Acórdão nº 249/03 de Tribunal Constitucional (Port, 20 de Maio de 2003

Data20 Maio 2003
Órgãohttp://vlex.com/desc1/2000_01,Tribunal Constitucional (Port

ACÓRDÃO N.º 249/2003

Processo n.º 783/02

  1. Secção

Relator: Cons. Mário Torres

Acordam na 2.ª Secção do Tribunal Constitucional,

1. Relatório

O A., impugnou judicialmente, junto do Tribunal do Trabalho de Tomar, o despacho da Subdelegada do IDICT – Instituto de Desenvolvimento e Inspecção das Condições de Trabalho, de 19 de Dezembro de 2001, que lhe aplicou a coima de 2 300 000$00, por, ao não registar correctamente as horas de início e termo do trabalho suplementar, ter infringido o disposto no artigo 4.º e nos n.ºs 1 e 3 do artigo 10.º do Decreto-Lei n.º 421/83, de 2 de Dezembro, com a nova redacção dada pelo Decreto-Lei n.º 398/91, de 16 de Outubro, e pela Lei n.º 118/99, de 11 de Agosto, o que constitui “contra-ordenação muito grave”, nos termos do n.º 1 do artigo 11.º do Decreto-Lei n.º 421/83, na aludida redacção, punível, por negligência, por força da alínea d) do n.º 4 do artigo 7.º, conjugada com a alínea d) do n.º 1 do artigo 9.º, ambos da Lei n.º 116/99, de 4 de Agosto, com coima de 1 400 000$00 a 4 900 000$00, considerando que a arguida empregava 3818 trabalhadores (segundo o Mapa de Quadro de Pessoal de 1999) e apresentou, no ano de 1998, um volume de negócios de 266 223 029 000$00.

Por sentença de 15 de Abril de 2002 foi o recurso julgado improcedente e totalmente confirmada a decisão recorrida.

Dessa sentença interpôs o recorrente recurso para o Tribunal da Relação de Coimbra, que, por acórdão de 30 de Outubro de 2002, negou provimento a esse recurso.

Deste acórdão interpôs o recorrente recurso para este Tribunal Constitucional, ao abrigo da alínea b) do n.º 1 do artigo 70.º da Lei de Organização, Funcionamento e Processo do Tribunal Constitucional, aprovada pela Lei n.º 28/82, de 15 de Novembro, alterada, por último, pela Lei n.º 13-A/98, de 26 de Fevereiro (doravante designada por LTC), com a indicação de que pretendia que fosse apreciada a inconstitucionalidade do artigo 125.º do Código do Procedimento Administrativo, interpretado como aplicável ao processo contra-ordenacional, por pretensa violação dos artigos 32.º, n.º 10, e 165.º, n.º 1, alínea d), da Constituição da República Portuguesa (doravante designada por CRP), e dos artigos 4.º, n.º 2, alínea c), 6.º, 7.º, 8.º, 9.º, 10.º, 11.º, 12.º e 13.º do Decreto-Lei n.º 102/2000, de 2 de Junho, “que estabelecem respectivamente a competência do Inspector-Geral do Trabalho para aplicar coimas correspondentes às contra-ordenações laborais e actividade sancionatória e inspectiva da Inspecção-Geral do Trabalho”, por pretensa violação do artigo 165.º, n.º 1, alínea d), da CRP.

Admitido o recurso, o recorrente apresentou alegações, no termo das quais formulou as seguintes conclusões:

“1. O artigo 125.° do Código de Procedimento Administrativo é inconstitucional se interpretado no sentido de que a sua previsão inclui matéria contra-ordenacional.
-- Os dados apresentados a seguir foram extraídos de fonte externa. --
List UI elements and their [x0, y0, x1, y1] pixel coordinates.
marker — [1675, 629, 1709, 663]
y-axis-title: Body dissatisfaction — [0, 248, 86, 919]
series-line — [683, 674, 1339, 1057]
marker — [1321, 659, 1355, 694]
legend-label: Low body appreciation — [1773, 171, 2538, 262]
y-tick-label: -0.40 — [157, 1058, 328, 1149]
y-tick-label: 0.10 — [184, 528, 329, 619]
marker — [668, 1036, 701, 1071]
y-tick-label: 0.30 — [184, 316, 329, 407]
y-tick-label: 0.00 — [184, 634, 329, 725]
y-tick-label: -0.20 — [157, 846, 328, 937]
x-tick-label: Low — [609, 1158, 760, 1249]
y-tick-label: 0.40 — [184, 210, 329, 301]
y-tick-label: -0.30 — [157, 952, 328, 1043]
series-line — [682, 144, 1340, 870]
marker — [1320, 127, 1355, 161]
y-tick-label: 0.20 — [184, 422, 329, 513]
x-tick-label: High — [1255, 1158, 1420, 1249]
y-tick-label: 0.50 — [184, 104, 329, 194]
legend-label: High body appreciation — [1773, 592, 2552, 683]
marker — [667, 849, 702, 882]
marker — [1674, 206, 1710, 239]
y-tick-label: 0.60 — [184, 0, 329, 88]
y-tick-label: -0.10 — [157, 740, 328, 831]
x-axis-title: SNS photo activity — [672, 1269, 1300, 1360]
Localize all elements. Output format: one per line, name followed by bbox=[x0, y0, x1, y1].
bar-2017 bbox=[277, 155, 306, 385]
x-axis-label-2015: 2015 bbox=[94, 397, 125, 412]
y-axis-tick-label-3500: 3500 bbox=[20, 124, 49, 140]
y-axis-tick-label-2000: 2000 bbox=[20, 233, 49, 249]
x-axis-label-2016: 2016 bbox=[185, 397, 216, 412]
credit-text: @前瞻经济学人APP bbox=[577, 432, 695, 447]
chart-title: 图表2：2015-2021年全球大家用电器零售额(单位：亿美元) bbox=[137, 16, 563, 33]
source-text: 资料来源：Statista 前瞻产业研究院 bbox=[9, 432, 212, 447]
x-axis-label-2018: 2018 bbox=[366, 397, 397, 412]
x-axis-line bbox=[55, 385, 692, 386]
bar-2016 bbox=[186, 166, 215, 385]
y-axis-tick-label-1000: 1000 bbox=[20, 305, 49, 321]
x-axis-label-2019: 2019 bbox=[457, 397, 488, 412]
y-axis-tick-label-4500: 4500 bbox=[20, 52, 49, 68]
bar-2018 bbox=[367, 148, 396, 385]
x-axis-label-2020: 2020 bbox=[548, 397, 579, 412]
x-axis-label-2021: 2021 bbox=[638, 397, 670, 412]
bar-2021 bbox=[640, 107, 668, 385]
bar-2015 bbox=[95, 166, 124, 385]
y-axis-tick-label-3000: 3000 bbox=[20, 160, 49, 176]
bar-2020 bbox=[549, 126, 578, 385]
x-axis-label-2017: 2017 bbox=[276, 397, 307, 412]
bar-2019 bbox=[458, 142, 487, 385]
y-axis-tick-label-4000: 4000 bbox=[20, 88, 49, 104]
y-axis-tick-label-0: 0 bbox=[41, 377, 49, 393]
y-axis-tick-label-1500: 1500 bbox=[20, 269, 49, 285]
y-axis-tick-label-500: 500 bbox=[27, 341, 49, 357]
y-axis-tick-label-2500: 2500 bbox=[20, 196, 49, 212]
Naquela interpretação, o artigo 125,°, concebido ao abrigo de uma autorização legislativa que não abrange o artigo 165.°, n.° 1, alínea d), da CRP, viola-o, porquanto a autorização legislativa ao abrigo da qual foi feito não abrange a alínea d) do citado n.° l do artigo 165.°, mas sim a alínea u) do mesmo número e artigo da Lei Fundamental.

2. Só uma interpretação restritiva do artigo 125.° do CPA, no sentido de que o mesmo se não aplica em processo de contra-ordenação, está conforme com a Constituição. O mesmo é dizer que o artigo 125.° do CPA, interpretado no sentido da sua aplicação em processo de contra-ordenação, na medida em que viola o direito de defesa do arguido, garantido pelo artigo 32.°, n.° 10, da Constituição, é materialmente inconstitucional.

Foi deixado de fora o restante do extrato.